Category Archives: literature

Al haar vleesch wilde hem

Lodewijk van Deyssel (1864-1952)

Excuse us for this Dutch post on Dutch naturalist writer Lodewijk van Deyssel. The excerpt below is from a first ongekuiste (unexpurgated) version of Een Liefde (A Love) (1887).

Fragment uit “Een liefde” (Uit de ongekuiste eerste versie)

pag. 188:
“Zij zag weer Jozefs twee bruine oogen, twee lichtpunten die naar haar toe schitterden, maar oogen van vroeger, de oogen van den doode, die niet óok waren in dien man hier in huis.
Zij ging weer op bed liggen, met haar bonzende hoofd, in haar koorts van wild begeeren. Haar beenen lagen wijd van elkaâr, met opgetrokken knieën. Haar oogen hingen zwaar en heet. Nu zou hij komen, nu zou hij komen, de zachte groote man, al haar vleesch wilde hem, haar heete mond, haar levende geslachtsdeel. Zij was hier, met haar armen, met haar beenen, om hem te ontvangen en hem aan haar vast te klemmen. Waarom kwam hij niet? Zij voelde hem niet in haar bed, zij voelde hem niet in haar lichaam komen. Zij richtte zich op en luisterde, als moest zij hem van ver hooren naderen. Maar alles bleef stil, totdat zij éens Jozef hoorde bewegen en hoesten, die achter den wand in zijn bed lag. Was hij dat, was hij daar? Neen, dat was de andere, het namaaksel van haar man. Dien moest zij niet hebben. En de heelen nacht eilde zij door, in een half-wakenden, half-slapenden toestand, in verschrikkingen, die het bede deden kantelen en de kamer instorten over haar hoofd, in droomen van zware blokken, die over haar lijf vielen, en van een God den Vader, een grijsaard met een langen baard en een kroon op zijn hoofd, die zachtjes tot haar afdaalde, maar dan onvoelbaar werd als een geest en in rook verwolkte om haar heen.”

Commentaar:

Een fragment als dit kan naturalistisch genoemd worden door de overmaat aan uiterst precieze beschrijvingen van alle gevoelsnuances, het impressionistische taalgebruik vol neologismen en bijvoeglijke naamwoorden; maar ook door de ongekuiste (voor die tijd dus schokkende) beschrijving van het lichamelijke.

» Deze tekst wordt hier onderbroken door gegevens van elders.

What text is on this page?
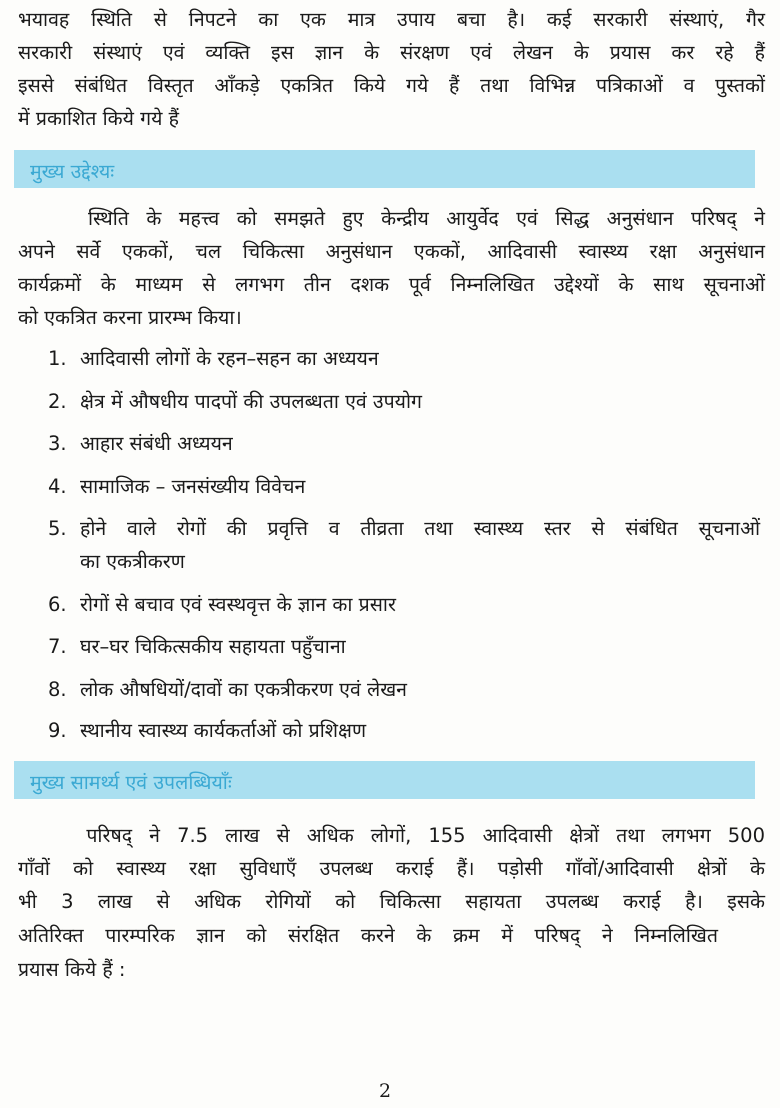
भयावह स्थिति से निपटने का एक मात्र उपाय बचा है। कई सरकारी संस्थाएं, गैर
सरकारी संस्थाएं एवं व्यक्ति इस ज्ञान के संरक्षण एवं लेखन के प्रयास कर रहे हैं
इससे संबंधित विस्तृत आँकड़े एकत्रित किये गये हैं तथा विभिन्न पत्रिकाओं व पुस्तकों
में प्रकाशित किये गये हैं
मुख्य उद्देश्यः
स्थिति के महत्त्व को समझते हुए केन्द्रीय आयुर्वेद एवं सिद्ध अनुसंधान परिषद् ने
अपने सर्वे एककों, चल चिकित्सा अनुसंधान एककों, आदिवासी स्वास्थ्य रक्षा अनुसंधान
कार्यक्रमों के माध्यम से लगभग तीन दशक पूर्व निम्नलिखित उद्देश्यों के साथ सूचनाओं
को एकत्रित करना प्रारम्भ किया।
1. आदिवासी लोगों के रहन–सहन का अध्ययन
2. क्षेत्र में औषधीय पादपों की उपलब्धता एवं उपयोग
3. आहार संबंधी अध्ययन
4. सामाजिक – जनसंख्यीय विवेचन
5. होने वाले रोगों की प्रवृत्ति व तीव्रता तथा स्वास्थ्य स्तर से संबंधित सूचनाओं
का एकत्रीकरण
6. रोगों से बचाव एवं स्वस्थवृत्त के ज्ञान का प्रसार
7. घर–घर चिकित्सकीय सहायता पहुँचाना
8. लोक औषधियों/दावों का एकत्रीकरण एवं लेखन
9. स्थानीय स्वास्थ्य कार्यकर्ताओं को प्रशिक्षण
मुख्य सामर्थ्य एवं उपलब्धियाँः
परिषद् ने 7.5 लाख से अधिक लोगों, 155 आदिवासी क्षेत्रों तथा लगभग 500
गाँवों को स्वास्थ्य रक्षा सुविधाएँ उपलब्ध कराई हैं। पड़ोसी गाँवों/आदिवासी क्षेत्रों के
भी 3 लाख से अधिक रोगियों को चिकित्सा सहायता उपलब्ध कराई है। इसके
अतिरिक्त पारम्परिक ज्ञान को संरक्षित करने के क्रम में परिषद् ने निम्नलिखित
प्रयास किये हैं :
2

Lodewijk van Deyssel heeft in de tweede uitgaven van zijn boek passages als deze vrijwillig gekuist, omdat er een storm van protest losbarstte. —source

Yet it is precisely this morning mood that is intolerable

German cover of Marcellus Emants novel Posthumous Confessions. [1]

I am currently teaching romanticism, realism and naturalism in literature. I’ve been studying literature for the last 2 years, but mainly from an anglocentric point of view so I was glad to find somewhat transgressive literature in my mother tongue. Marcellus Emants’s novel, Een Nagelaten Bekentenis (1894) is categorized in Belgium as naturalistic literature, but as is evident from the German translation shown above (Bekenntnisse Eines Dekadenten) it is categorized in Germany as decadent literature. The novel was translated by J. M. Coetzee in 1976. Another transgressive Dutch-language work of fiction to check out is L. P. Boon’s De paradijsvogel (1958), for a good article on Boon, see here.

From the opening:

My wife is dead and buried.

I am alone in the house, alone with the two maids. So I am free again. Yet what good is it to me, this freedom? I am within reach of what I have wanted for the last twenty years (I am thirty-five), but I have not the courage to grasp it, and, besides that, would anyhow no longer enjoy it very much.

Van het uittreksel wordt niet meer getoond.